Taren adjusted his grip on the spear. “How about you come to me.”
He stepped in deeper this time. A jab toward his side, a snap toward the shoulder. The Paladin countered harder now, trying to shut it down quickly. Shield forward. Sword cutting tight arcs. Taren gave ground before the drag could trap him. He stepped out again, breathed, then circled. The Paladin finally advanced. That’s when Taren saw it clearly. Authority was strongest when the Paladin claimed space. When he rooted himself and forced others to enter. But when he chased—It had to reform. It had to settle again. Taren stopped trying to fight like Raizō, trying to break through something stronger. That wasn’t him. He was a hunter. He’d survived in places where rules shifted constantly. He’d learned to wait for mistakes. To strike when someone believed they were in control. The Paladin stepped forward again, more aggressively this time. Trying to corner him, trying to reassert dominance. Taren stepped inside the boundary again. The drag returned. He attacked shallowly then withdrew before the counter fully went through.
The Paladin pressed harder. The boundary shifted. For a split second, it wasn’t fully settled. He stepped in at that exact moment. He slipped inside the rising shield. The spear shaft slammed against the rim and slid beneath it. He drove upward at close range, using shoulder and body weight instead of clean form. The spear pushed under the guard and into the space beneath the ribs. The Paladin’s sword lifted but didn’t finish the strike. His eyes flicked down.
“You didn’t even use kaijin,” he said.
Taren was breathing hard. Blood ran down his leg. His hands trembled, but his grip didn’t loosen.
“Didn’t need to.”
He pushed the spear deeper and twisted. The Paladin’s shield slipped from his hand and he collapsed. The air returned to normal. Taren stood there for a moment, chest rising and falling. The space felt quiet now. He let out a slow breath. His hands were still shaking, but not from doubt. He pulled the spear free and stepped back. The Paladin didn’t move again.

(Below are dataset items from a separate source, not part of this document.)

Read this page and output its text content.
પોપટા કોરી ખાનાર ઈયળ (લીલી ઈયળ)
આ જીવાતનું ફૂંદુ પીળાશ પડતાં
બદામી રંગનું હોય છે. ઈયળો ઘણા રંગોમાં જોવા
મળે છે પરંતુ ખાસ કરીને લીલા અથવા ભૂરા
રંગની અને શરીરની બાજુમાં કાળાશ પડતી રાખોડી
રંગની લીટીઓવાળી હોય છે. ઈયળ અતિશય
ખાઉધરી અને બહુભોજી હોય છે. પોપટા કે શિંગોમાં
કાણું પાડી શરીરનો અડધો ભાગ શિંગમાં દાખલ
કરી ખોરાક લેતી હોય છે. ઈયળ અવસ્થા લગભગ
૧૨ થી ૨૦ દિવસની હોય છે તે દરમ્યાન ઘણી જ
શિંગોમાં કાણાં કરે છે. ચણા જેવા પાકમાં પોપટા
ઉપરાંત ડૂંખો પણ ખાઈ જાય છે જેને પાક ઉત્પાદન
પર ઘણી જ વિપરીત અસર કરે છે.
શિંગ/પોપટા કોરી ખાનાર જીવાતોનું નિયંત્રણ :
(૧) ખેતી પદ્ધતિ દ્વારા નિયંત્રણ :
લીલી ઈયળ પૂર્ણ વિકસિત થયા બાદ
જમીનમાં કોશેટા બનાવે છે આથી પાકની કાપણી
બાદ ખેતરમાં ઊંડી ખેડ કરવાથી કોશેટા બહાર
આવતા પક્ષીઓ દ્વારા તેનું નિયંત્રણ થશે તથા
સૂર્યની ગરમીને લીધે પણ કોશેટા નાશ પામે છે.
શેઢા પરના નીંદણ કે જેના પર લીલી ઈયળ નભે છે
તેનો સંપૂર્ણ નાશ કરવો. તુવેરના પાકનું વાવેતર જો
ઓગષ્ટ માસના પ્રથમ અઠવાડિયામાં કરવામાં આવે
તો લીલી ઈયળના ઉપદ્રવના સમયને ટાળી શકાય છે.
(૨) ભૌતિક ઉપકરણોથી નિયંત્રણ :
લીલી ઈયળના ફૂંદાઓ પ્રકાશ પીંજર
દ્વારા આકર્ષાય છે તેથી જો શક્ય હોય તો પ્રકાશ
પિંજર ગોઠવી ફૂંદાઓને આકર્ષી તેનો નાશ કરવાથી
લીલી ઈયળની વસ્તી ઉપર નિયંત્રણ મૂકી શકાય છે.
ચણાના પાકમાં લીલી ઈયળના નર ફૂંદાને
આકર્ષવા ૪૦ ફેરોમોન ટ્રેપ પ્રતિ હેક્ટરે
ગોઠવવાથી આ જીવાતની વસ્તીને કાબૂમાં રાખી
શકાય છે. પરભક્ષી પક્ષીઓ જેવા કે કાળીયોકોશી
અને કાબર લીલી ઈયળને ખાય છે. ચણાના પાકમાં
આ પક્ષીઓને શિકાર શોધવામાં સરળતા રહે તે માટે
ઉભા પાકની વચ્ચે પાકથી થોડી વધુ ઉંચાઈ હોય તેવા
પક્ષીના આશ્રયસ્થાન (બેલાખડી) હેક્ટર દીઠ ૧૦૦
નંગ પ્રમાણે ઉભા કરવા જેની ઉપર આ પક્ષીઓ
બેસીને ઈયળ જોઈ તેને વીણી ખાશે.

Taren wiped the blood from his forearm onto his shirt and rolled his shoulder once. It hurt, but it held. His leg burned, but it supported his weight. He adjusted his grip on the spear. The hesitation from before was gone. He’d fought the way he knew how to fight, and it worked. Taren turned toward the corridor. The church was still shaking somewhere above. Stone dust drifted from the ceiling in thin lines. The others were somewhere fighting their own battles. He tightened his grip.
“Don’t die before I get there,” he muttered.
Then he started moving. Not rushed, but certain.